Pienso en las palabras “descubrimiento”, “prodigio” y “espacio”. Qué podemos hacer para que el espacio donde diariamente trabajamos se llene de posibilidades para el descubrimiento del conocimiento poético, es decir, para descubrir los universos invisibles de la literatura; para que la lectura sea una acción que nos ayude a “descubrir lo que tenemos y no lo sabemos”; para que las cosas naturales y cotidianas se transformen en hechos prodigiosos.

Todos los mediadores que estamos involucrados con algún oficio que tenga que ver con la lectura (educadores, bibliotecarios, promotores) sabemos que hay que hacer un gran esfuerzo para llegar al alma de las cosas, como decía Flaubert, para descubrir el mundo y su complejidad, a través de algunas acciones en ese espacio que se nos ha regalado para trabajar: una biblioteca, el aula de clase, una casa cultural, etc. Debemos tratar de que las cosas naturales y cotidianas de la vida parezcan hechos prodigiosos en medio de la adversidad y las contradicciones sociales. En otras palabras: lo esencial es invisible a los ojos, para decirlo con El Principito.

He aquí otra palabra clave: lo esencial. Existen muchas actividades vinculadas al libro y la lectura: concursos literarios, fechas conmemorativas, caravanas de lectura, hora de cuentos, ferias municipales, donaciones de libros, inauguraciones.

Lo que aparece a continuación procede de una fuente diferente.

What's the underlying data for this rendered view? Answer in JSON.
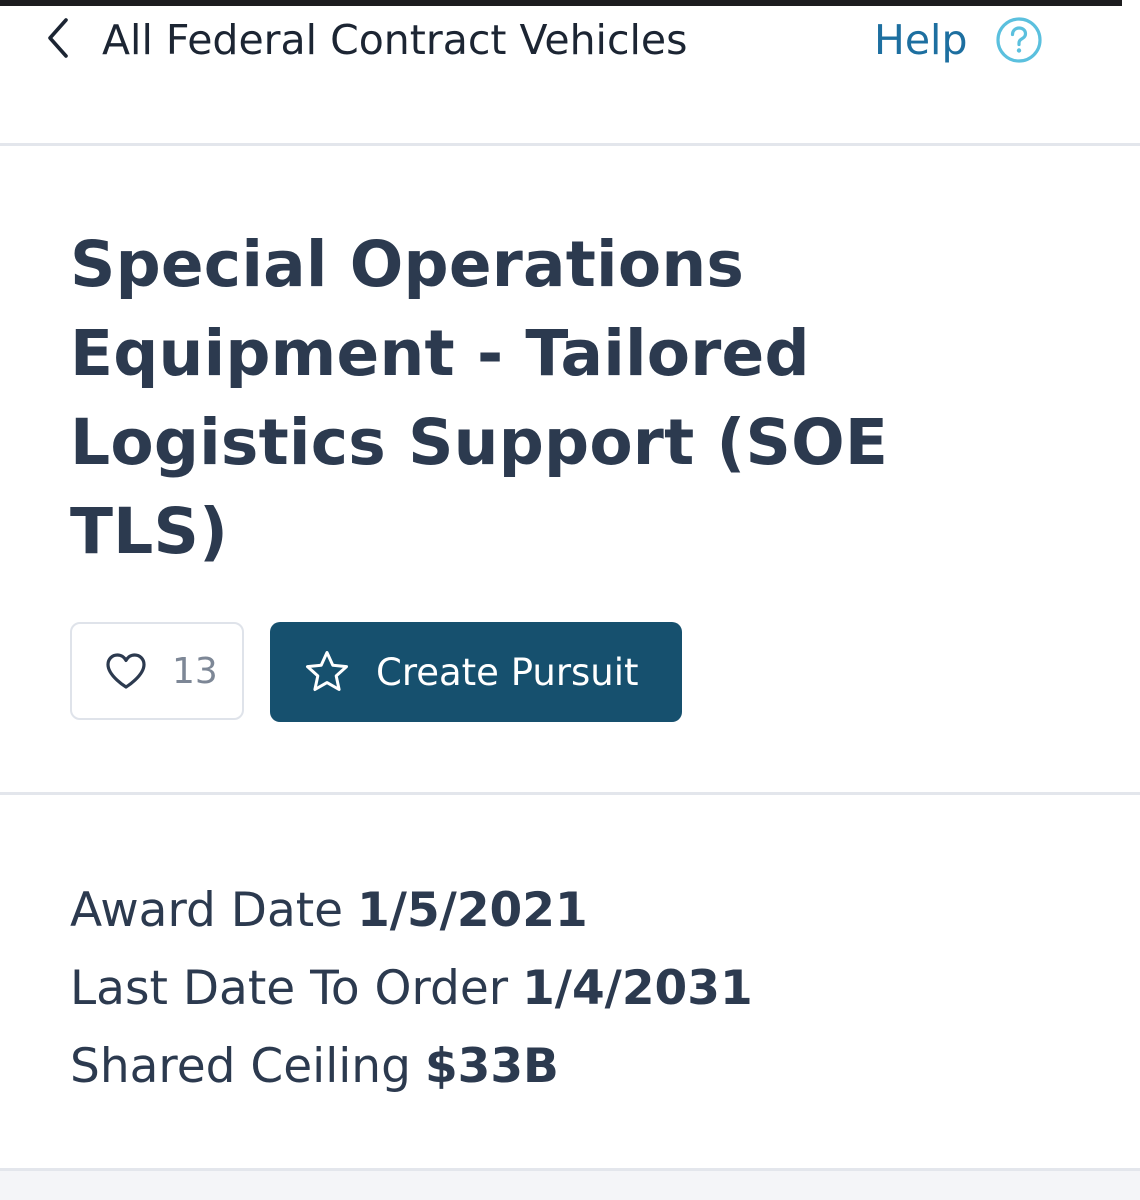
{
  "header": {
    "back_icon": "chevron-left-icon",
    "title": "All Federal Contract Vehicles",
    "help_label": "Help",
    "help_icon": "question-circle-icon"
  },
  "vehicle": {
    "title": "Special Operations Equipment - Tailored Logistics Support (SOE TLS)"
  },
  "actions": {
    "like_icon": "heart-icon",
    "like_count": "13",
    "pursuit_icon": "star-icon",
    "pursuit_label": "Create Pursuit"
  },
  "details": [
    {
      "label": "Award Date",
      "value": "1/5/2021"
    },
    {
      "label": "Last Date To Order",
      "value": "1/4/2031"
    },
    {
      "label": "Shared Ceiling",
      "value": "$33B"
    }
  ],
  "colors": {
    "primary_button": "#16506e",
    "help_link": "#1d6fa0",
    "help_icon": "#5bc0de",
    "title_text": "#2c3a4f"
  }
}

Hay momentos en que estas acciones se quedan en simples hechos de relaciones públicas, y lo esencial no se ve y la significación de la lectura queda relegada y opacada por la trivial propaganda. Para que cualquier iniciativa tenga sentido, debe resaltar varias cosas: el sentido de su programa, el imaginario de la comunidad, el sentir de los niños y los jóvenes, la construcción de la subjetividad, el valor social de la palabra, la revaloración de la memoria social, la creatividad y el pensamiento crítico, por citar algunas.

No solo leemos para divertirnos, entretenernos o informamos; hay algo más. Ese algo más es una zona invisible que Graciela Montes describe con un concepto de Raymond Williams, el investigador de la cultura: existe una estructura de sentimientos. Algo así como el código existencial que habita en nosotros y que al leer se activa. Por eso, cada cosa que hagamos para acercar a las personas a la lectura debe ser una oportunidad para adscribirse a la construcción de la subjetividad. Como ha dicho Michéle Petit: más sujeto de su propio destino.

¿Cómo posicionamos la manera en que las personas, sobre todo los jóvenes y niños, construyen su futuro a través de la lectura? ¿Cómo se encuentran consigo mismos y cómo descubren sus propios códigos existenciales: qué cosas son más interesante para ellos y qué cosas le permiten un encuentro, un descubrimiento, una posibilidad? ¿Cómo la comunidad descubre sus derechos culturales al mismo tiempo que adquiere los derechos como ciudadanos? ¿Cómo las prácticas culturales de lectura los pueden ayudar a sentirse como sujetos de derecho? Si leer es un derecho, ¿por qué no logramos consolidar prácticas de lectura con un propósito esencial? ¿Será que lo esencial es tan invisible a los ojos en nuestros países?